Golpistas se passam por advogados para aplicar golpes em processos judiciais
Desde 2015, os processos na Justiça brasileira são eletrônicos e acessíveis publicamente, facilitando a ação desses criminosos
Hoje em Dia|Do R7
Um novo tipo de golpe tem afetado pessoas com processos judiciais em andamento no Brasil. Estelionatários estão se passando por advogados para acessar informações dos processos digitais e enganar as vítimas. A abordagem começa com a falsa notícia de uma sentença favorável e evolui para pedidos fraudulentos de pagamento.
Os criminosos entram em contato via celular ou aplicativos como WhatsApp, usando fotos reais dos advogados responsáveis pelos casos das vítimas. Um exemplo é Alvaro Mallet, que foi enganado ao acreditar estar falando com seu advogado sobre um processo aguardado há tempos. Ele acabou transferindo R$ 4.900 após receber documentos falsificados.
Desde 2015, os processos na Justiça brasileira são eletrônicos e acessíveis publicamente, facilitando a ação desses golpistas que utilizam técnicas sofisticadas e conhecimento jurídico para convencer suas vítimas da veracidade das informações apresentadas.
A Polícia Federal está investigando esses crimes como estelionato e já identificou redes virtuais internacionais envolvidas nos golpes. Recentemente, bandidos usaram credenciais roubadas de uma advogada paulista para acessar mais de 200 mil processos do Tribunal Regional Federal da Quarta Região.
Para evitar ser vítima desse tipo de fraude, especialistas recomendam verificar sempre a identidade do advogado através do telefone oficial do escritório antes de realizar qualquer transação financeira relacionada ao processo judicial.
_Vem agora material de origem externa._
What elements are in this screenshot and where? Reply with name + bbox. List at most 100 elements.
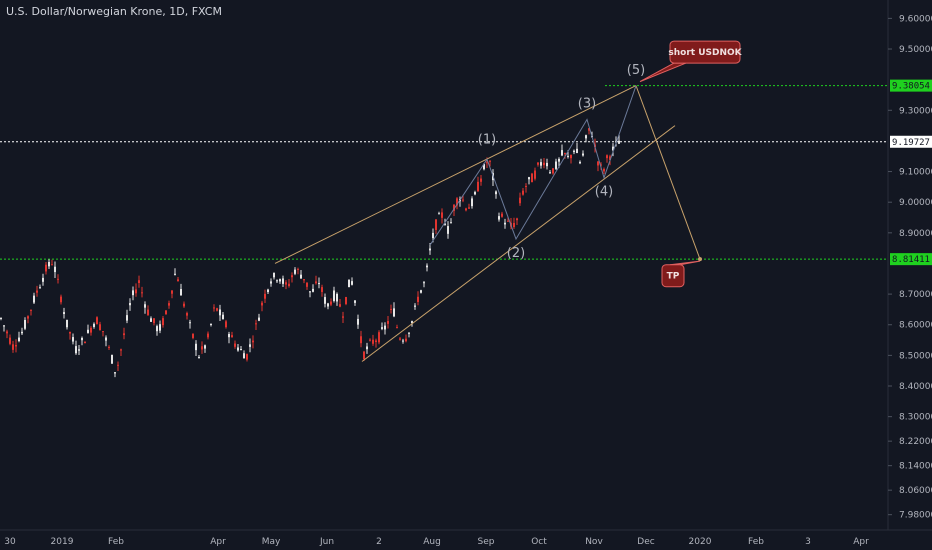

Além disso, algumas medidas preventivas estão sendo adotadas por escritórios jurídicos como o uso de palavras-chave específicas nas comunicações entre clientes e profissionais legais.
Alvaro conseguiu bloquear parte da quantia enviada graças à nova norma do Banco Central que permite rastrear transações via Pix rapidamente; no entanto, recuperar integralmente os valores depende dos fundos disponíveis na conta bloqueada pelo banco receptor.
Especialistas alertam: pedir dinheiro antecipadamente sob pretexto de liberar valores ganhos em ações é sinal claro de golpe, pois o cliente deve primeiro receber o montante devido antes de repassar qualquer quantia a terceiros envolvidos, caso legalizado pela justiça competente.